Fix 4: A Blog with Real Articles
I wrote six articles, each 800–1,500 words, each targeting real search queries people actually type. Every article includes schema.org Article markup, internal links back to the homepage, and a clear call to action. Within 30 minutes of publishing, Google had indexed them all.
The Result
In under two hours with Claude Code, the site went from 4 indexed pages to 11 indexed pages. Google Search Console status: "Success" across all submitted URLs. The entire pipeline — diagnosing the problem, writing the code, deploying, verifying, and submitting to GSC — happened in a single session. (Having an existing verified GSC property saved significant time.) Update (May 2026): Since this article was published, the blog has grown to 16 articles and 30+ indexed pages — living proof that this approach compounds over time.
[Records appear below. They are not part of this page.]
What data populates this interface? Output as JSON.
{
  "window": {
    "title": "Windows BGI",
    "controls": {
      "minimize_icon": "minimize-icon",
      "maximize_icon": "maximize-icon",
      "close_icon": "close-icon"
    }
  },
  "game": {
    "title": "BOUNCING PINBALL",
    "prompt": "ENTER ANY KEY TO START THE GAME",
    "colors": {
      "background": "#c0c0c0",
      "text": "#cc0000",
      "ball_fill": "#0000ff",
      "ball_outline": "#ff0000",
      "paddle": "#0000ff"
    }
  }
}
What worked best: Instead of asking Claude Code to "fix my SEO" generically, I asked for an objective audit using curl and WebSearch. The concrete proof that "my site doesn't exist on Google" was the catalyst that made every subsequent fix targeted and fast.
What to Do Right Now If This Applies to You
- Check whether you exist on Google. Open Claude Code and ask it to search for your product name plus relevant keywords. If you don't appear, you're in the same position I was in two hours ago.
- Check your sitemap.xml. Run
curl https://your-site.com/sitemap.xml. If it returns 404, that's the first thing to fix. - Check the HTML your server delivers. Run
curl -A "Googlebot" https://your-site.com/. If the body contains only a spinner or empty divs, you have no SSR — and you're invisible to crawlers. - Write 3–5 blog articles targeting real search queries. Each should be 800+ words, include schema.org Article markup, and contain internal links to your homepage.
- Submit your sitemap to Google Search Console. Takes one minute. Without this, the rest of your work takes weeks longer to take effect.
I did all of this in under two hours with Claude Code. You can likely do it faster. Good luck.